POSTS
Harvard DataFest 2020 Day 1
- 2 minute readThe schedule for #HarvardDataFest is jam packed with awesome talks. I had to make a lot of tough choices today.
Unfortunately, I had to run out of Data Visualization with Tableau with Jess Cohen-Tanugi to take a call but she did a fabulous job showing how to visualize storms data (hurricanes, tropical storms, etc.), creating maps and “blending” data sources. I plopped myself down next to Alyssa Goodman and I'm so glad I did. She had downloaded the storms data and was playing with it in Glue. After the talk, she gave a 15 minute demo to me and Jess and I was amazed. I had seen Glue years ago (actually, I spun up the initial VMs when working at FAS Research Computing back in 2011 or so) and hadn't realized how much it had matured, how it's no longer a tool only for astrophysics. Glue is a visualization tool for all of science, and it's open source!
Next up was Reproducible & Collaborative Data Science with the Renku Platform with Rok Roskar. Having worked with Rok on getting data out of and into Dataverse I wasn't expecting to be surprised but the Renku first steps docs he lead us through talk about Dataverse in step 2! I was so excited I couldn't resist tweeting about it.

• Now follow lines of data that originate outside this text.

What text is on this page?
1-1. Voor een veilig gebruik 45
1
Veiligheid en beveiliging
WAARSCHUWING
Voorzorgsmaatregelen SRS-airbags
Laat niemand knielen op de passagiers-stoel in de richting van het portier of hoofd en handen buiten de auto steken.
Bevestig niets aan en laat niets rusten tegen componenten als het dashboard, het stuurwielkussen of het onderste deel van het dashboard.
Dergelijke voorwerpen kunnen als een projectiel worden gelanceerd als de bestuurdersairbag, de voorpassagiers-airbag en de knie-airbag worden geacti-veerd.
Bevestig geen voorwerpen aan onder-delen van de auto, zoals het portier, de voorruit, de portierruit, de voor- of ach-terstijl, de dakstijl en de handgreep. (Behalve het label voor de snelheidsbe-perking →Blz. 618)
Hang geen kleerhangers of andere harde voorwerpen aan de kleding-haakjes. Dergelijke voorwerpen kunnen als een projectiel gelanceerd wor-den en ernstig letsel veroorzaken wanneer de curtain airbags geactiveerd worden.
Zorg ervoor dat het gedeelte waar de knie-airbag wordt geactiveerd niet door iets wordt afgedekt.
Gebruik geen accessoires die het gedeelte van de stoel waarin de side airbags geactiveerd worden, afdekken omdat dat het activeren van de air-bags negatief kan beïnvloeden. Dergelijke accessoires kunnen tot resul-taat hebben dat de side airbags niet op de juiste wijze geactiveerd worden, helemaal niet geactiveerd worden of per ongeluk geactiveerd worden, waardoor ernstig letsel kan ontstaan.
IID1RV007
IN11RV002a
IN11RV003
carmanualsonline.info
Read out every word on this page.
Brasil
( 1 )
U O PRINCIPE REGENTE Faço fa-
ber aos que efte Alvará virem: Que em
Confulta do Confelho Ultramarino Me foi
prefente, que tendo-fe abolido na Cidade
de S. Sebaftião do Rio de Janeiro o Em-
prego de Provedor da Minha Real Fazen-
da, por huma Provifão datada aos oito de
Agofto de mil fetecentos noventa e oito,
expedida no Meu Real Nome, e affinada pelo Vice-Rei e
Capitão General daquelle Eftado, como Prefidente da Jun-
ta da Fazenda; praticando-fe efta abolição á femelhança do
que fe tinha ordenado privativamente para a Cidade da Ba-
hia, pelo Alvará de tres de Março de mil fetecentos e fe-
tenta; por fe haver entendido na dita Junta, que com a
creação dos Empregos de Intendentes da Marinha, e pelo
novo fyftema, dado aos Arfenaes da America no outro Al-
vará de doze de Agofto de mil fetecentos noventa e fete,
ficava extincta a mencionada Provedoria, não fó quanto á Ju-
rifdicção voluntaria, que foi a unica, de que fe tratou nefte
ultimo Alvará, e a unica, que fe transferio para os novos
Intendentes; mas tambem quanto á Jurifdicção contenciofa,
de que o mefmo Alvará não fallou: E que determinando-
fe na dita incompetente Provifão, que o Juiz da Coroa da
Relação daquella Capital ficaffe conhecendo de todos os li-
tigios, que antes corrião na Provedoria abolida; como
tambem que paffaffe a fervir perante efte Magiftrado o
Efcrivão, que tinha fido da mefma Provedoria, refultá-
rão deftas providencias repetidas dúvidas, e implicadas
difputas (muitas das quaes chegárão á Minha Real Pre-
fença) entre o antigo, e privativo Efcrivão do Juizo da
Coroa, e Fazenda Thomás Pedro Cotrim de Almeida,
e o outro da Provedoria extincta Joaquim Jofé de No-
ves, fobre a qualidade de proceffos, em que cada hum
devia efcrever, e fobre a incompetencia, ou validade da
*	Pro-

I stopped by Interactive Data Visualization with Shiny in R with Ista Zahn and the shiny_workshop materials he was leading us through looked fantastic but I don't have an immediate need for Shiny (and wasn't sure I wanted three hours of it) and wanted to see what else was cooking. I doubted Ista would be offended. He's a friend.
I caught the tail end of Natural Language Processing with Python with Elizabeth Piette and it seemed really interesting. Afterwards I chatted with a research computing consultant from Harvard Medical School (HMS) and gave him a demo of launching RStudio in Sid and he was suitably impressed. I also described the rsync-enabled installation of Dataverse that I expect will launch soon at HMS.
In Scaling Geospatial Analyses on Harvard's High Performance Computing Cannon Cluster Ben Lewis and Devika Kakkar have a really interesting talk on using Singularity on top of FAS RC's new Cannon cluster to get some serious geospatial computation done.
Tomorrow I'm looking forward to welcoming Fernando Pérez to Harvard.